# Cleaning mildew off of beach chairs?



## Corpsman (Oct 3, 2007)

Does anyone have a method to clean brightly colored beach chairs that have mildew? Bleach based products would likely ruin them. Thanks.


----------



## lastcast (Oct 12, 2007)

Hydrogen Peroxide with vinegar.


----------



## SHunter (Jun 19, 2009)

I was thinking lemon juice and leave out in the sun but everything I can think of will likely do some bleaching of the color. Hydrogen peroxide can also bleach it. Still this would be better than bleach. Call West Marine and ask if there is a chemical that is safe for color.


----------



## MaxP (Jan 31, 2008)

Get some vinyl awning cleaner. Works great, hardly any scrubbing required.


----------



## Hired Hand (Nov 25, 2008)

Zepp mold and mildew stain remover.
Lowes 8 bucks a gallon
spray it on and hose it of 2 minutes later, Done.
I use it on everything. Makes an old ugly cooler look brand new.


----------



## lastcast (Oct 12, 2007)

Active ingredient in Zep is bleach.

http://images.zepcommercial.com/english/Mold-and-Mildew-Stain-Remover-English-MSDS-ZUMILDEW.pdf


----------



## 2RC's II (Feb 2, 2012)

lastcast said:


> Hydrogen Peroxide with vinegar.


50/50 or another formula?


----------



## capthoop (Oct 28, 2007)

Go to the Dollar Store and get Awesome. Spray on, Light scrubbing, and rinse. It will work better than anything else and is not expensive. I know from experience.

Awesome!


----------



## lastcast (Oct 12, 2007)

2RC's II said:


> 50/50 or another formula?


It says don't mix in the same sprayer because it produces peracetic acid. I did and used it on vinyl. Did'nt measure. Worked well. You can spray one then the other and let it set. Either one by itself might also work. Vinegar you can just spray and let in the sun.


----------



## foxtrotuniform (Nov 11, 2013)

Corpsman said:


> Does anyone have a method to clean brightly colored beach chairs that have mildew? Bleach based products would likely ruin them. Thanks.
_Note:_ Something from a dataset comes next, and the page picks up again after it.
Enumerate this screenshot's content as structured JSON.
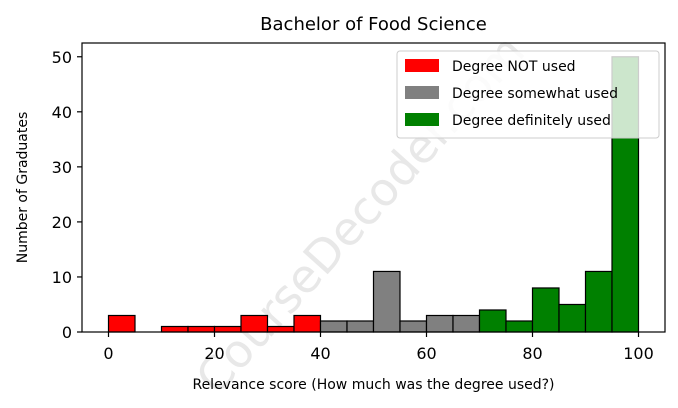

If the fabric is sun-safe then it's most likely bleach-safe. I'd test a small area first, but it's highly unlikely that bleach will hurt outdoor furniture. 

I clean the upholstery in my car with bleach.


----------



## 60hertz (Oct 1, 2007)

Marine Spray Nine.


----------



## mooqos (Sep 1, 2019)

hello everyone, I have a question which floor is better? After all, floor coverings differ from each other, at least in appearance. If we do not take into account the decorative factor, help me compare the price, service life, advantages and disadvantages of each material? and by the way, tell me how to wash it, I want to buy a steam https://cleanhomeguide.com/best-steam-mop-for-tile-buyers-guide/ mop, will this do?


----------



## CurDog (Nov 14, 2010)

Bleach will kill any uv protectants if you don't wash it off really good afterwards. Wash, not rinse it off.


----------



## welldoya (Oct 5, 2007)

Wouldn’t pressure washing work?
A client of my wife’s left a patio set at a house when they moved. It was one of those glass top tables with the mesh bottom/back chairs.
They were covered in mildew and oak crap. I pressure washed them and they look like new.


----------



## specktackler57 (May 15, 2011)

Good info. Thanks


----------



## First Cast (Oct 8, 2007)

Yes, pressure washing works and without chemicals. Made our outdoor plastic pipe furniture look brand new.


----------